Contrary to the aspiration of Strauss, the Straussian school of political theory can be observed to exhibit a historical drift from academic skepticism to dogmatism, in which the dogma of unanswerable questioning is equally a uproblematical gesture of raising questions without possible answers, obstructing the search for answers that defines the gnosis of philosophy, and holding political theory in an anti-gnosistic problematic of its own making. Ironically, political theory in the Straussian style becomes not more but less philosophical by advocating a Neo-Hellenistic and Heideggerian styles of academic scepticism that drifts into a dogmatic atheism of empty questioning.
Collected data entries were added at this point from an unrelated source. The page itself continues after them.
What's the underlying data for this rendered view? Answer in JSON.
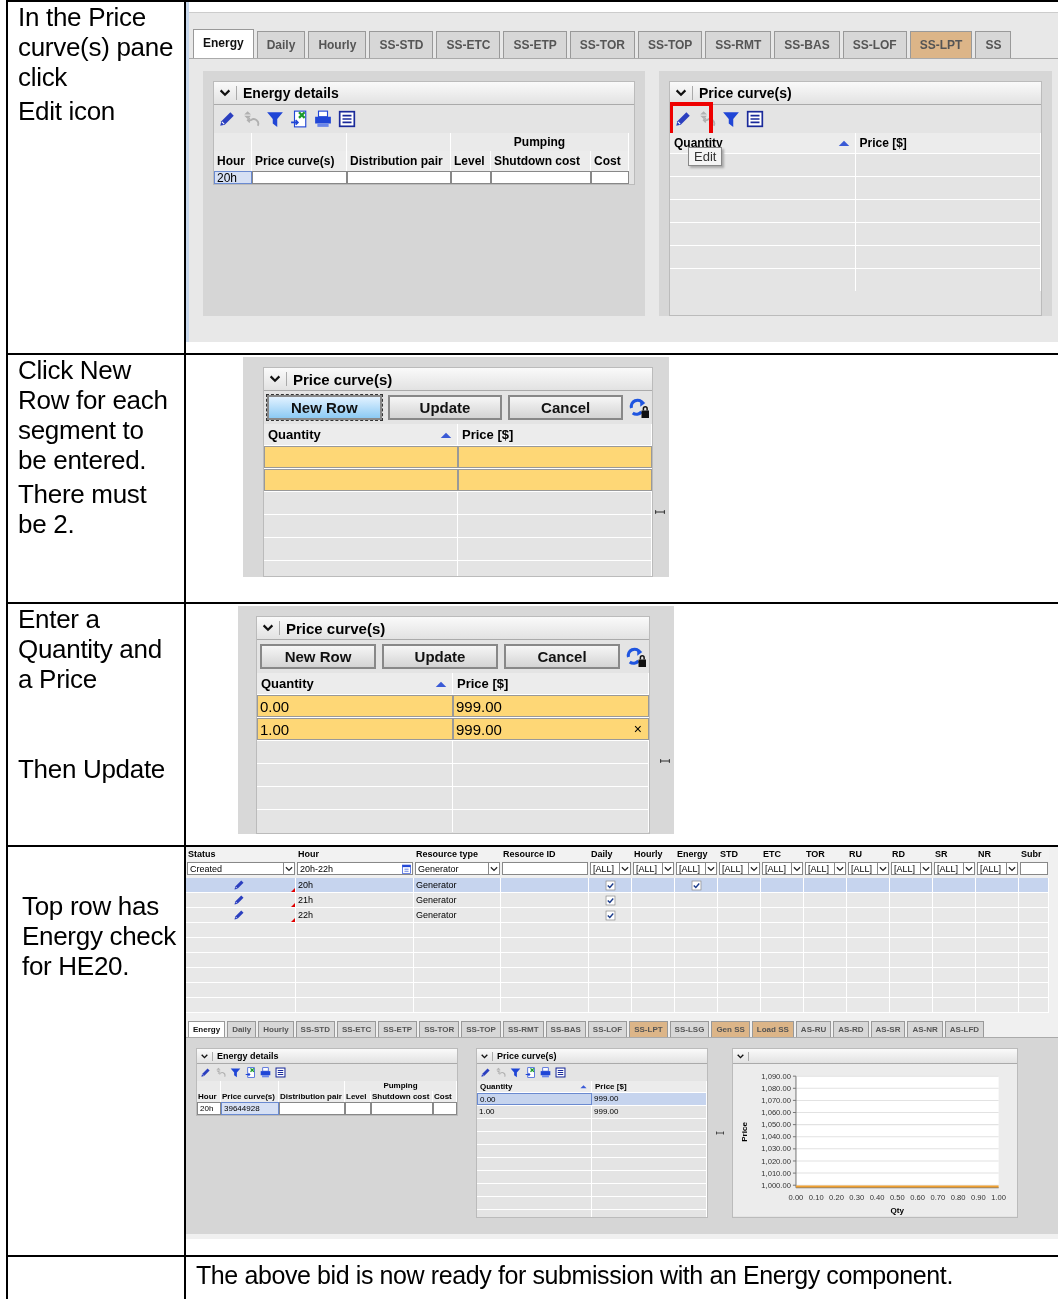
{
  "edit_step": {
    "instruction": [
      "In the Price curve(s) pane click",
      "Edit icon"
    ],
    "tabs": [
      {
        "label": "Energy",
        "selected": true,
        "highlighted": false
      },
      {
        "label": "Daily",
        "selected": false,
        "highlighted": false
      },
      {
        "label": "Hourly",
        "selected": false,
        "highlighted": false
      },
      {
        "label": "SS-STD",
        "selected": false,
        "highlighted": false
      },
      {
        "label": "SS-ETC",
        "selected": false,
        "highlighted": false
      },
      {
        "label": "SS-ETP",
        "selected": false,
        "highlighted": false
      },
      {
        "label": "SS-TOR",
        "selected": false,
        "highlighted": false
      },
      {
        "label": "SS-TOP",
        "selected": false,
        "highlighted": false
      },
      {
        "label": "SS-RMT",
        "selected": false,
        "highlighted": false
      },
      {
        "label": "SS-BAS",
        "selected": false,
        "highlighted": false
      },
      {
        "label": "SS-LOF",
        "selected": false,
        "highlighted": false
      },
      {
        "label": "SS-LPT",
        "selected": false,
        "highlighted": true
      },
      {
        "label": "SS",
        "selected": false,
        "highlighted": false
      }
    ],
    "energy_details": {
      "title": "Energy details",
      "group_header": "Pumping",
      "columns": [
        "Hour",
        "Price curve(s)",
        "Distribution pair",
        "Level",
        "Shutdown cost",
        "Cost"
      ],
      "rows": [
        {
          "cells": [
            "20h"
          ],
          "selected": true
        }
      ]
    },
    "price_curves": {
      "title": "Price curve(s)",
      "columns": [
        {
          "label": "Quantity",
          "sorted": true
        },
        {
          "label": "Price [$]",
          "sorted": false
        }
      ],
      "tooltip": "Edit",
      "edit_icon_marked": true
    }
  },
  "new_row_step": {
    "instruction": [
      "Click New Row for each segment to be entered.",
      "There must be 2."
    ],
    "panel": {
      "title": "Price curve(s)",
      "buttons": [
        {
          "label": "New Row",
          "focused": true
        },
        {
          "label": "Update",
          "focused": false
        },
        {
          "label": "Cancel",
          "focused": false
        }
      ],
      "columns": [
        {
          "label": "Quantity",
          "sorted": true
        },
        {
          "label": "Price [$]",
          "sorted": false
        }
      ],
      "rows": [
        {
          "editing": true
        },
        {
          "editing": true
        }
      ]
    }
  },
  "enter_step": {
    "instruction": [
      "Enter a Quantity and a Price",
      "Then Update"
    ],
    "panel": {
      "title": "Price curve(s)",
      "buttons": [
        {
          "label": "New Row",
          "focused": false
        },
        {
          "label": "Update",
          "focused": false
        },
        {
          "label": "Cancel",
          "focused": false
        }
      ],
      "columns": [
        {
          "label": "Quantity",
          "sorted": true
        },
        {
          "label": "Price [$]",
          "sorted": false
        }
      ],
      "rows": [
        {
          "cells": [
            "0.00",
            "999.00"
          ],
          "editing": true
        },
        {
          "cells": [
            "1.00",
            "999.00"
          ],
          "editing": true,
          "clear": "×"
        }
      ]
    }
  },
  "result_step": {
    "instruction": [
      "Top row has Energy check for HE20."
    ],
    "bid_grid": {
      "columns": [
        "Status",
        "Hour",
        "Resource type",
        "Resource ID",
        "Daily",
        "Hourly",
        "Energy",
        "STD",
        "ETC",
        "TOR",
        "RU",
        "RD",
        "SR",
        "NR",
        "Subr"
      ],
      "filters": [
        {
          "kind": "select",
          "value": "Created"
        },
        {
          "kind": "date",
          "value": "20h-22h"
        },
        {
          "kind": "select",
          "value": "Generator"
        },
        {
          "kind": "text"
        },
        {
          "kind": "select",
          "value": "[ALL]"
        },
        {
          "kind": "select",
          "value": "[ALL]"
        },
        {
          "kind": "select",
          "value": "[ALL]"
        },
        {
          "kind": "select",
          "value": "[ALL]"
        },
        {
          "kind": "select",
          "value": "[ALL]"
        },
        {
          "kind": "select",
          "value": "[ALL]"
        },
        {
          "kind": "select",
          "value": "[ALL]"
        },
        {
          "kind": "select",
          "value": "[ALL]"
        },
        {
          "kind": "select",
          "value": "[ALL]"
        },
        {
          "kind": "select",
          "value": "[ALL]"
        },
        {
          "kind": "text"
        }
      ],
      "rows": [
        {
          "hour": "20h",
          "resource_type": "Generator",
          "daily": true,
          "energy": true,
          "selected": true
        },
        {
          "hour": "21h",
          "resource_type": "Generator",
          "daily": true,
          "energy": false,
          "selected": false
        },
        {
          "hour": "22h",
          "resource_type": "Generator",
          "daily": true,
          "energy": false,
          "selected": false
        }
      ]
    },
    "tabs": [
      {
        "label": "Energy",
        "selected": true,
        "highlighted": false
      },
      {
        "label": "Daily",
        "selected": false,
        "highlighted": false
      },
      {
        "label": "Hourly",
        "selected": false,
        "highlighted": false
      },
      {
        "label": "SS-STD",
        "selected": false,
        "highlighted": false
      },
      {
        "label": "SS-ETC",
        "selected": false,
        "highlighted": false
      },
      {
        "label": "SS-ETP",
        "selected": false,
        "highlighted": false
      },
      {
        "label": "SS-TOR",
        "selected": false,
        "highlighted": false
      },
      {
        "label": "SS-TOP",
        "selected": false,
        "highlighted": false
      },
      {
        "label": "SS-RMT",
        "selected": false,
        "highlighted": false
      },
      {
        "label": "SS-BAS",
        "selected": false,
        "highlighted": false
      },
      {
        "label": "SS-LOF",
        "selected": false,
        "highlighted": false
      },
      {
        "label": "SS-LPT",
        "selected": false,
        "highlighted": true
      },
      {
        "label": "SS-LSG",
        "selected": false,
        "highlighted": false
      },
      {
        "label": "Gen SS",
        "selected": false,
        "highlighted": true
      },
      {
        "label": "Load SS",
        "selected": false,
        "highlighted": true
      },
      {
        "label": "AS-RU",
        "selected": false,
        "highlighted": false
      },
      {
        "label": "AS-RD",
        "selected": false,
        "highlighted": false
      },
      {
        "label": "AS-SR",
        "selected": false,
        "highlighted": false
      },
      {
        "label": "AS-NR",
        "selected": false,
        "highlighted": false
      },
      {
        "label": "AS-LFD",
        "selected": false,
        "highlighted": false
      }
    ],
    "energy_details": {
      "title": "Energy details",
      "group_header": "Pumping",
      "columns": [
        "Hour",
        "Price curve(s)",
        "Distribution pair",
        "Level",
        "Shutdown cost",
        "Cost"
      ],
      "rows": [
        {
          "cells": [
            "20h",
            "39644928"
          ],
          "selected": true
        }
      ]
    },
    "price_curves": {
      "title": "Price curve(s)",
      "columns": [
        {
          "label": "Quantity",
          "sorted": true
        },
        {
          "label": "Price [$]",
          "sorted": false
        }
      ],
      "rows": [
        {
          "cells": [
            "0.00",
            "999.00"
          ],
          "selected": true
        },
        {
          "cells": [
            "1.00",
            "999.00"
          ],
          "selected": false
        }
      ]
    },
    "chart_data": {
      "type": "line",
      "xlabel": "Qty",
      "ylabel": "Price",
      "x": [
        0,
        1
      ],
      "series": [
        {
          "color": "#f0a030",
          "values": [
            999,
            999
          ]
        }
      ],
      "xlim": [
        0,
        1
      ],
      "ylim": [
        998,
        1090
      ],
      "grid": true,
      "xticks": [
        {
          "value": 0,
          "label": "0.00"
        },
        {
          "value": 0.1,
          "label": "0.10"
        },
        {
          "value": 0.2,
          "label": "0.20"
        },
        {
          "value": 0.3,
          "label": "0.30"
        },
        {
          "value": 0.4,
          "label": "0.40"
        },
        {
          "value": 0.5,
          "label": "0.50"
        },
        {
          "value": 0.6,
          "label": "0.60"
        },
        {
          "value": 0.7,
          "label": "0.70"
        },
        {
          "value": 0.8,
          "label": "0.80"
        },
        {
          "value": 0.9,
          "label": "0.90"
        },
        {
          "value": 1,
          "label": "1.00"
        }
      ],
      "yticks": [
        {
          "value": 1000,
          "label": "1,000.00"
        },
        {
          "value": 1010,
          "label": "1,010.00"
        },
        {
          "value": 1020,
          "label": "1,020.00"
        },
        {
          "value": 1030,
          "label": "1,030.00"
        },
        {
          "value": 1040,
          "label": "1,040.00"
        },
        {
          "value": 1050,
          "label": "1,050.00"
        },
        {
          "value": 1060,
          "label": "1,060.00"
        },
        {
          "value": 1070,
          "label": "1,070.00"
        },
        {
          "value": 1080,
          "label": "1,080.00"
        },
        {
          "value": 1090,
          "label": "1,090.00"
        }
      ]
    }
  },
  "closing_note": "The above bid is now ready for submission with an Energy component."
}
If, as this essay has argued, Strauss’s refusal of revelation leads to an un-philosophical political theory, then why, we should ask, has Straussianism continued to grow (mostly in American political science departments), despite the many devastating criticism from figures such as Quentin Skinner to Paul Gottfried, which have, generation after generation, raised fundamental logical, hermeneutical, scholarly and political challenges to this movement? The answer to this question may be less philosophical and more political. For the success of an intellectual movement can often be artificially sustained by the buoyancy of political support, even while it lacks intellectual legitimacy.
This is not to suggest, as has often been fancifully imagined, that the students of Strauss, such as Paul Wolfowitz, have ascended to the heights of government power, and have exercised that power to support an academic cabal of Straussian professors. Rather, what I wish to suggest is that there may exists an alignment between a Nietzschean will-to-power at the aporetic indecisions of academic skepticism and strands of techno-oligarchic conservativism, which, explicitly in the case of Peter Thiel and his proteges, seek academic or religious justification for Schmittean violence in excess of liberal protocols of procedural government.
Contrary to the aspiration of Strauss, the Straussian movement can, in this way, be observed to have descended from the heavenly ideals of Socrates into an unphilosophical dogmatism that can be more easily captured by sophistical forces of calculative reason and technocratic control on a supranational scale.